Violence Mars First Iraq National Poll After US Troop Pullout - Businessweek

Written By Unknown on Rabu, 30 April 2014 | 16.14

Iraqis braved surging violence in their oil-rich nation to cast votes in the first parliamentary elections since U.S. troops pulled out more than two years ago.

Baghdad residents walked to polling stations in a city plastered with army troops and declared off-limits to vehicles for the day. Five policemen were wounded in two bomb attacks near polling centers in Mosul city in Nineveh province in the north of the capital, according to an e-mailed police statement.

Prime Minister Nouri al-Maliki, 63, is seeking a third term in office in the nation of 33 million people, which he has governed since 2006. The new parliament will choose a president to replace Jalal Talabani, who has been receiving medical treatment in Germany since suffering a stroke in December 2012.

Under Maliki's leadership, Iraq, with the world's fifth-largest oil reserves, overtook Iran as the second-biggest producer in the Organization of Petroleum Exporting Countries, helped by foreign investors including Royal Dutch Shell Plc (RDSA) and Exxon Mobil Corp. It pumped 3.4 million barrels a day in March, 86 percent more than in December 2006, when he first became prime minister, according to data compiled by Bloomberg.

Oil wealth has buoyed the economy, which the International Monetary Fund forecasts to expand by 5.9 percent this year. The Maliki government plans a record $145.9 billion budget for 2014, up from $119 billion in 2013.

Even so, Iraqis are still contending with power cuts, poor roads and a housing shortage 11 years after a U.S.-led invasion ended Saddam Hussein's rule. The U.S. withdrew its combat forces from Iraq at the end of 2011.

Surging Violence

They're also dealing with swelling sectarian violence that forced the tight election security and has crimped participation in the balloting.

Troops from the Shiite Muslim-dominated Maliki government are battling fighters from al-Qaeda and allied Sunni Muslim forces to regain control of parts of western Anbar province. Some Sunni militant leaders have called on fellow Sunnis to boycott the elections, while other Sunni mosque preachers have urged their people to vote.

"There will be voting in Anbar province, in all its districts, except Fallujah and other areas that witness security tension," Mohsen Al-Mussawi, a member of the Independent High Electoral Commission, said by telephone today. "We have opened polling centers for families displaced by the events in Anbar close to the areas where they are now residing."

Maliki's relations with the Sunnis and the country's ethnic Kurds in the north have become strained.

Sectarian Strains

Forty-four Sunni lawmakers have boycotted parliament since December, when security forces arrested one of them, killed his brother and broke up an anti-government protest in Anbar. A dispute with the government prompted authorities in Iraq's semi-autonomous Kurdish region to suspend oil exports through the national pipeline in December 2012.

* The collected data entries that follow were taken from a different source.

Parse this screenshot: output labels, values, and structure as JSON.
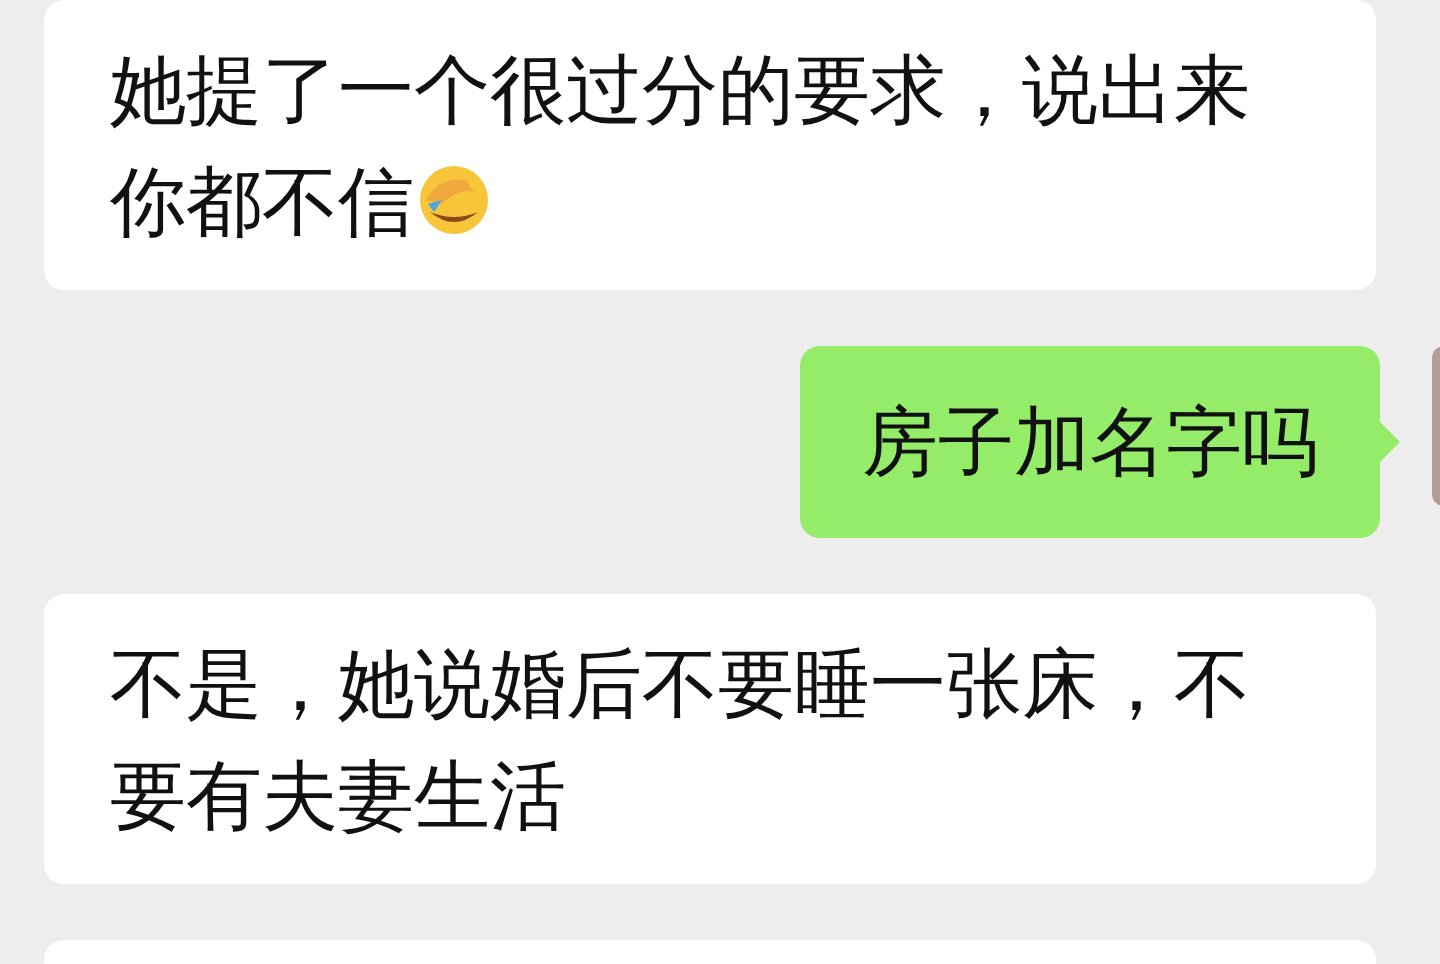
{
  "messages": [
    {
      "kind": "received",
      "text": "她提了一个很过分的要求，说出来你都不信",
      "trailing_emoji": true
    },
    {
      "kind": "sent",
      "text": "房子加名字吗"
    },
    {
      "kind": "received",
      "text": "不是，她说婚后不要睡一张床，不要有夫妻生活"
    },
    {
      "kind": "received"
    }
  ]
}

Rival Shiite Muslim groups, including the Islamic Supreme Council of Iraq of Ammar al-Hakim and the Sadrist Movement of cleric Moqtada al-Sadr, also criticize Maliki for what they say is his unwillingness to share power.

Political infighting is likely to continue after the elections and may delay the formation of a new cabinet for months, Robin Mills, the head of consulting at Dubai-based Manaar Energy Consulting and Project Management, said by phone on April 20. Maliki began his second four-year term in December 2010 after a nine-month political deadlock, following inconclusive polls.

Political Clashes

Political disputes are impeding the passage of an energy law, blocking approval of the budget and discouraging non-oil investments. Transparency International, a Berlin-based anti-graft group, ranks Iraq 171st among 175 countries and territories in its 2013 Corruption Perceptions Index. Iraq ranked 137th out of 159 in 2005.

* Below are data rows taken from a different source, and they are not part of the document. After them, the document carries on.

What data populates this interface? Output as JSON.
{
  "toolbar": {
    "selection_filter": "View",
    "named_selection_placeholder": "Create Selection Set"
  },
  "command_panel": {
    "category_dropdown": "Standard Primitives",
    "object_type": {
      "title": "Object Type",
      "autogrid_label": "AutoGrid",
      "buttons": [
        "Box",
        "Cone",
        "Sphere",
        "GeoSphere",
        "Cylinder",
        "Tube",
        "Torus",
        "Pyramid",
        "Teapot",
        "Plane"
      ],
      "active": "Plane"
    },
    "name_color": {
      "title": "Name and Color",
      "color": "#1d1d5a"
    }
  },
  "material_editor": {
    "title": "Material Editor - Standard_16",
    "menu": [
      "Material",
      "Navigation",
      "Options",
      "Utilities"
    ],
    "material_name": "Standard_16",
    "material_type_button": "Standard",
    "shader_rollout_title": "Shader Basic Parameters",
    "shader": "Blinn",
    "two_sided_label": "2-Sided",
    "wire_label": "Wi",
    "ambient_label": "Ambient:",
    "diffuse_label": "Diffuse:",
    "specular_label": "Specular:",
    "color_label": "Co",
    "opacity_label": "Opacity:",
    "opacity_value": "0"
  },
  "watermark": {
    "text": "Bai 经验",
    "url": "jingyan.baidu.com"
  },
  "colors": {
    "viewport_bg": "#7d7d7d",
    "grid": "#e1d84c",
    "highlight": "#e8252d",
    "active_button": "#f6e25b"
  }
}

Security issues are another drag on the economy. Armed attacks have prevented workers from repairing the nation's main export pipeline, which halted operation more than 50 days ago.

Acts of violence, aggravated by the civil war in neighboring Syria, have intensified, killing 3,015 civilians in the first three months of this year, according to the unofficial Iraq Body Count website. This year's fatalities are more than triple the number in the same period of 2013.

More than 9,000 candidates are vying for 328 parliament seats in a process to be monitored by more than 1,200 international observers and 30,000 Iraqis. About 21.5 million people are eligible to vote. Iraqis living abroad, as well as members of the army and security forces, medics and prisoners, voted on April 28 in an operation that drew a turnout of 91.46 percent, according to the electoral commission.

Initial, unofficial partial results are expected two hours after polls close at 6 p.m. local time, with official results to be announced in 15 days, according to the electoral commission's Al-Mussawi.